彼女は22才。

10代の頃からアイドルグループで活躍していたが、自分の夢に向かいたいと

アイドルグループから離脱、

ウチの劇団の門を叩いた。マスコミは一斉に事務所とのトラブルではないか

と騒ぎ立てたりもしたが、実際は本人の強い意志。

きっと将来を見据えてのことだろう、なかなか(したた)かな女性である。


「うん、確かに違うかもね。でもそれって、自分の中で勝手にそう思ってるだけなのかもしれないわ」

うんうんと頷く彼女はハッキリ言って可愛い、女の私が見ても当然可愛いく

魅力的。全力で役にぶつかっていく度胸の良さ、そして名前の通りの美のある

存在、さらにプラスαとして高いけどよく通る甘い声、男心をくすぐるのも

無理はない。


「美沙ちゃんは最近どう? ドラマにも出始めて」
「私なんかまだまだです。舞台だと声を大きくオーバーリアクションにしなくちゃいけないじゃないですか。ドラマだと自然に自然にってよく注意されます」

なんだ、普通のコメントかと思ってたら……、

「ドラマは目の演技が重要なんですね。最近は意識して目力を入れて演技してます」


この子、やっぱりデキル……。正直、そう思った。

すると劇団主宰の渡部が入ってきた。続けて制作部の人が入ってきて手に持っ

ていた人数分の台本を配る。表紙には『幸せの偽り』と書かれていた。

「いいですか、これが次回公演の台本です。これから配役を発表します、渡部さん」


制作の人に促され、渡部は近くにあるパイプ椅子に腰を掛けた。

その手にはお決まりの手帳を持っていた。

「今回の舞台はある意味、今まで築き上げたウチの劇団をまた一つ上へステップアップできる作品だと思っている。
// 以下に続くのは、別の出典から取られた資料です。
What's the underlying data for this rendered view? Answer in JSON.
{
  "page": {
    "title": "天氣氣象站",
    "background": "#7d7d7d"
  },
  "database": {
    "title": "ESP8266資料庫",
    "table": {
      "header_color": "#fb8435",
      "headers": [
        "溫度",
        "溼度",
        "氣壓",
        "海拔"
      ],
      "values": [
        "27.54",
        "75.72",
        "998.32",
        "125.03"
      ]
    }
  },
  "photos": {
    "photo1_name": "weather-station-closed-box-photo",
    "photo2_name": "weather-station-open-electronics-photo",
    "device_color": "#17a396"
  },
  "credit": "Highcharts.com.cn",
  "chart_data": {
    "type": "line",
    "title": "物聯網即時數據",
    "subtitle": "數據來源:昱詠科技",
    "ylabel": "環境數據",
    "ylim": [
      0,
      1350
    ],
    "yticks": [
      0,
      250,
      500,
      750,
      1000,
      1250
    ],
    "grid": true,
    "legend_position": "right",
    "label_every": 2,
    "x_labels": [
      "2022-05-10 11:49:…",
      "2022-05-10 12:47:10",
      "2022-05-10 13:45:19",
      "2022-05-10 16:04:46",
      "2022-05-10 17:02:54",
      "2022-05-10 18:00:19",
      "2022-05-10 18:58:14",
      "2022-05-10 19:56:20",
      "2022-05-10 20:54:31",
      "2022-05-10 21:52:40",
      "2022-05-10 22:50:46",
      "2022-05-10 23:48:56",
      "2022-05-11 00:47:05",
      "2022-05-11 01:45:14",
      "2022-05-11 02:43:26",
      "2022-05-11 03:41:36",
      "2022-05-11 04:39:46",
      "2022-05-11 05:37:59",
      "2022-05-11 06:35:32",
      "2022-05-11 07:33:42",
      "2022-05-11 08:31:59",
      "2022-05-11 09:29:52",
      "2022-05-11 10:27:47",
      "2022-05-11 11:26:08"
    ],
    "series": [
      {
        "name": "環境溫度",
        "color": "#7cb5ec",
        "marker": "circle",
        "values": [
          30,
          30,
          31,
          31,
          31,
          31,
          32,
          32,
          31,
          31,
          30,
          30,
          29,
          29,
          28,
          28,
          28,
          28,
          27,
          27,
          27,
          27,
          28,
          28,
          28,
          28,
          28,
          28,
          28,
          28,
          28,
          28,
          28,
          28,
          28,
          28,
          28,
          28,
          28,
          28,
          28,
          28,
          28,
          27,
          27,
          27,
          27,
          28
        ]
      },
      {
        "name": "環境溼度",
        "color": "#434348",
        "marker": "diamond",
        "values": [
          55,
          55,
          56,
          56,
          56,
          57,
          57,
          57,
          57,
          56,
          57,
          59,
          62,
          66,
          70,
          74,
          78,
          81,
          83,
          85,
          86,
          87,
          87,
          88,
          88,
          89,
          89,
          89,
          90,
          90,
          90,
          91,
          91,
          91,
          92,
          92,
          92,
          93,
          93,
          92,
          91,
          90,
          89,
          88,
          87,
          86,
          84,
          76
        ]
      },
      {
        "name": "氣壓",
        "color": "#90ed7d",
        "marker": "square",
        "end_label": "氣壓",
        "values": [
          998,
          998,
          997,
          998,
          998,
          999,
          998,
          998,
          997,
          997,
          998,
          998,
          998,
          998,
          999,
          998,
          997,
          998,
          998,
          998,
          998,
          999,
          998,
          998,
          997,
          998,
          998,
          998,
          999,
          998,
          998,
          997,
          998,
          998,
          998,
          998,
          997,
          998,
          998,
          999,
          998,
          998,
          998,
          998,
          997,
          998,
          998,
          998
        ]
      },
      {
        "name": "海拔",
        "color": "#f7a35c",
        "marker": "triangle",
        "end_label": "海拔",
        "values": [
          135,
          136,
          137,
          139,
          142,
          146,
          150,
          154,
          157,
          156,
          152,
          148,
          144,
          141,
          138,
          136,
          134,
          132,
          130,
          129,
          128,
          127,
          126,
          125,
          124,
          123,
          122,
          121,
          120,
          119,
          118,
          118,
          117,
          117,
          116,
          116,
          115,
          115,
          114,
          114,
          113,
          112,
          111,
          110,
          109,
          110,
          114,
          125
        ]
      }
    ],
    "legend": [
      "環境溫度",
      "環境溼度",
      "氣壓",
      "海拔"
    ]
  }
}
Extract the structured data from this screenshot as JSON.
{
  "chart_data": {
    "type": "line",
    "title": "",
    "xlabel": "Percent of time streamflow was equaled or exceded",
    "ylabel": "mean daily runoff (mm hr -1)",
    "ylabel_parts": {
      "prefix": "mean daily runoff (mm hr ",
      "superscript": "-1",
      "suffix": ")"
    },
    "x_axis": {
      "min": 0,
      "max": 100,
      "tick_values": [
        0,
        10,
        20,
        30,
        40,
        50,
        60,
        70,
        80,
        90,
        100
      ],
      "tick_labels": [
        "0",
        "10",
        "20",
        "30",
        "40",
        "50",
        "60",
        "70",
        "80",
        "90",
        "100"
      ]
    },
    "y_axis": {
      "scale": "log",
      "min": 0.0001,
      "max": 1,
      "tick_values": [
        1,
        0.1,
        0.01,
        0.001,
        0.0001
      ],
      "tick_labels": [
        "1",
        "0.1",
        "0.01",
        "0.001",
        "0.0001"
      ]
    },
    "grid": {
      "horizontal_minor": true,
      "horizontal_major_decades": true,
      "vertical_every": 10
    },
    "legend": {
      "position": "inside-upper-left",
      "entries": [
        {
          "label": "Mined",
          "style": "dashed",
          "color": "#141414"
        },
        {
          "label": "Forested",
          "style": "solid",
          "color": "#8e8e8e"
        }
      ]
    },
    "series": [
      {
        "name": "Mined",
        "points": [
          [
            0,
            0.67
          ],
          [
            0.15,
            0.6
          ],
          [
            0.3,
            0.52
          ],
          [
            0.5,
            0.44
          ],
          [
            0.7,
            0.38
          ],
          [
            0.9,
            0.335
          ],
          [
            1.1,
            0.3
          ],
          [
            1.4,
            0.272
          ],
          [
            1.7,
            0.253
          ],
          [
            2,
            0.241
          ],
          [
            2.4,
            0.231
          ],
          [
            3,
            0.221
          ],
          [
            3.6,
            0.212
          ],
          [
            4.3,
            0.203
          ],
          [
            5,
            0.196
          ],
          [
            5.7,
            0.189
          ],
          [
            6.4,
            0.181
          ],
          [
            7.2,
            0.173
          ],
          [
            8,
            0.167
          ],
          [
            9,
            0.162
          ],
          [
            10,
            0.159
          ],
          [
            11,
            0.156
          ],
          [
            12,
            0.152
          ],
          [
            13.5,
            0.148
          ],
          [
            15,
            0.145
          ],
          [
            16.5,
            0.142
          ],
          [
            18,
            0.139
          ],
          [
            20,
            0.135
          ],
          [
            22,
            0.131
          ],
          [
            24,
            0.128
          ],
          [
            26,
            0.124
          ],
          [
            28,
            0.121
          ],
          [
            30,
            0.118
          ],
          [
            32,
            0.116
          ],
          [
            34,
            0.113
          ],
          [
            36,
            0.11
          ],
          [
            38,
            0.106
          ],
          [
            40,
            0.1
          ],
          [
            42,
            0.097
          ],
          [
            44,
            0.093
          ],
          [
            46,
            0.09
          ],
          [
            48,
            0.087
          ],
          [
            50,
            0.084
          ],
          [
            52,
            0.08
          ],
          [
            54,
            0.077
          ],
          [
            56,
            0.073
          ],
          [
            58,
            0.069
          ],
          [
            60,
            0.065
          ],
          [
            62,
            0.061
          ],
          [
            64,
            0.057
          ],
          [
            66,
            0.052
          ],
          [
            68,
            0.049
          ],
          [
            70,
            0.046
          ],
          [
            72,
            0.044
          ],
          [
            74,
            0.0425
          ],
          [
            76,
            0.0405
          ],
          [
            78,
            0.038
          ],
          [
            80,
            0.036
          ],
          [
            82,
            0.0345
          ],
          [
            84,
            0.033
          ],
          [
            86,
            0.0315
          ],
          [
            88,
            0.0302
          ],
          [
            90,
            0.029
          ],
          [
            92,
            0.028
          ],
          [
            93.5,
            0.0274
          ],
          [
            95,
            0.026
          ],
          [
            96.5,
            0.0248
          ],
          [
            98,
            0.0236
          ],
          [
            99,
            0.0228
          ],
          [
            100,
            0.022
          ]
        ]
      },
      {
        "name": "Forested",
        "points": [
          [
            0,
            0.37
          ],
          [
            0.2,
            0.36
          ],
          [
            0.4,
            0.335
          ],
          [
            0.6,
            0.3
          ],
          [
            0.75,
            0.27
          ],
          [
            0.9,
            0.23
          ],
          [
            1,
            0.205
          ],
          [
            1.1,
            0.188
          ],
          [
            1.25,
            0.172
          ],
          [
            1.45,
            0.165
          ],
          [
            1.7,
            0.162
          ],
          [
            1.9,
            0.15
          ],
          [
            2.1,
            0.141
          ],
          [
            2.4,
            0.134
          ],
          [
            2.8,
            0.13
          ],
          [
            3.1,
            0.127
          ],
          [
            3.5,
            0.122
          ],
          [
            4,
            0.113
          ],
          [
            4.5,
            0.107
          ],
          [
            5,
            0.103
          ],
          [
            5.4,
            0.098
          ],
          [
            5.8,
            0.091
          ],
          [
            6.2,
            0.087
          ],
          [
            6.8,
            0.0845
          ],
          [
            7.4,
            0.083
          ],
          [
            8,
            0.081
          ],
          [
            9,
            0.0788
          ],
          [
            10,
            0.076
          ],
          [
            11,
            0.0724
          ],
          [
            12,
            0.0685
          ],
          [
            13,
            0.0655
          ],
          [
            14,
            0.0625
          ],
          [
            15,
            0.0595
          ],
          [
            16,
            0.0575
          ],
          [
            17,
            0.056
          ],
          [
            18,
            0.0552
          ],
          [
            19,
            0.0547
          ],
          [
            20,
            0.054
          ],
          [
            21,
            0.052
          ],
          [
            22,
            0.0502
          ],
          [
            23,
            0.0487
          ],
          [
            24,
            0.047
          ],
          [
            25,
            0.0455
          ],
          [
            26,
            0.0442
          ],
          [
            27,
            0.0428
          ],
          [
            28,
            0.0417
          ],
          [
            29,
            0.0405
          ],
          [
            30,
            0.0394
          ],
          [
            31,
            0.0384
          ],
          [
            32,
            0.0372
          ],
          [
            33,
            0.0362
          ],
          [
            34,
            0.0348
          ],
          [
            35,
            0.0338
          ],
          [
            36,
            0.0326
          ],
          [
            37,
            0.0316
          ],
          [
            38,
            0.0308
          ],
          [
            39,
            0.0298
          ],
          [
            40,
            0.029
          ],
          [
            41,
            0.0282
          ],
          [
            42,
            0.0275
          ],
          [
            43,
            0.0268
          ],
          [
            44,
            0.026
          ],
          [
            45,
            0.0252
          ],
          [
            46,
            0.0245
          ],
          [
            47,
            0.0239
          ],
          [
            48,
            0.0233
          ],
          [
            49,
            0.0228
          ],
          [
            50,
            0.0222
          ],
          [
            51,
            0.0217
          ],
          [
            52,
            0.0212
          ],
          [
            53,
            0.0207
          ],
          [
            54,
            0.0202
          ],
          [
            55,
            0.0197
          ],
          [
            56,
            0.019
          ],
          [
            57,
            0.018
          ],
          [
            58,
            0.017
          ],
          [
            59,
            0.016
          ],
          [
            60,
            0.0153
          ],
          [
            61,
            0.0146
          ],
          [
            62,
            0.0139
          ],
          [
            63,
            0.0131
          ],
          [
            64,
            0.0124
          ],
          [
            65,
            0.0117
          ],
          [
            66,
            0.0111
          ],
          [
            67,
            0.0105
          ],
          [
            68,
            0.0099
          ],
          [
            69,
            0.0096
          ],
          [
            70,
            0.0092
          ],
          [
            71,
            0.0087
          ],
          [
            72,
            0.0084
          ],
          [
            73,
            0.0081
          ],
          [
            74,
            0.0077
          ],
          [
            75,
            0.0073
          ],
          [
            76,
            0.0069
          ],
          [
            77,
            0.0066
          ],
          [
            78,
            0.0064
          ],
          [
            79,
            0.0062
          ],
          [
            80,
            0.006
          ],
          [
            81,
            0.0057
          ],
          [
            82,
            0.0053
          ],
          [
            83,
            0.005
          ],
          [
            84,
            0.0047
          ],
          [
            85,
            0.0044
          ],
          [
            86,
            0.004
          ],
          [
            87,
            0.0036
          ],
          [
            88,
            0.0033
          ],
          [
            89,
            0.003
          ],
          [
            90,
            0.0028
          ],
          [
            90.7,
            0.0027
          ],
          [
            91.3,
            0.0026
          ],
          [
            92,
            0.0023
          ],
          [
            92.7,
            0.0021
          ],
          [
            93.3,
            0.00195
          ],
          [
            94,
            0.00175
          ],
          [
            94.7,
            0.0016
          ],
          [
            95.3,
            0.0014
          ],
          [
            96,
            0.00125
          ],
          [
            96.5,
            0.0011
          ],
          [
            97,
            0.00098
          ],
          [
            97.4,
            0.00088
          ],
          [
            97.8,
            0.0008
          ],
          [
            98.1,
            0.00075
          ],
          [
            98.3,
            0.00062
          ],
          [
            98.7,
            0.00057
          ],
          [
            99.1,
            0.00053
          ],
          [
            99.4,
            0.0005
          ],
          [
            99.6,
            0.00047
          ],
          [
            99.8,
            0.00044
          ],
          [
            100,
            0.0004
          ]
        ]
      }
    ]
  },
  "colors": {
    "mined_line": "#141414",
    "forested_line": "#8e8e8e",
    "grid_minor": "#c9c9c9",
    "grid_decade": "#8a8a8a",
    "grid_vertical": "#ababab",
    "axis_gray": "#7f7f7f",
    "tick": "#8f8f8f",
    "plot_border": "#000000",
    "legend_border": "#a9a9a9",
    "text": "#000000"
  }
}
そして見ても分かる通り舞台へのスポンサーもついた」


 私はふとタイトルの斜め上の部分に目が行った。そこには大手化粧品会社の商品ロゴ

『コスメ・ビューティーPRESENTS』

と入っていた。

「今までは百人程度のキャパシティーの劇場が主だったが、今回はスポンサーからのバックアップもあってキャパ三百は入るハコでの公演となる。マスメディアへPRも多くやっていくつもりだ。みんな気合い入れてこの舞台を成功させよう」


劇団員たちから拍手が自然と沸き起こった。

私はより一層やる気に満ちなければならない。

なぜなら過去4作品連続私が主役を演じていたからだ。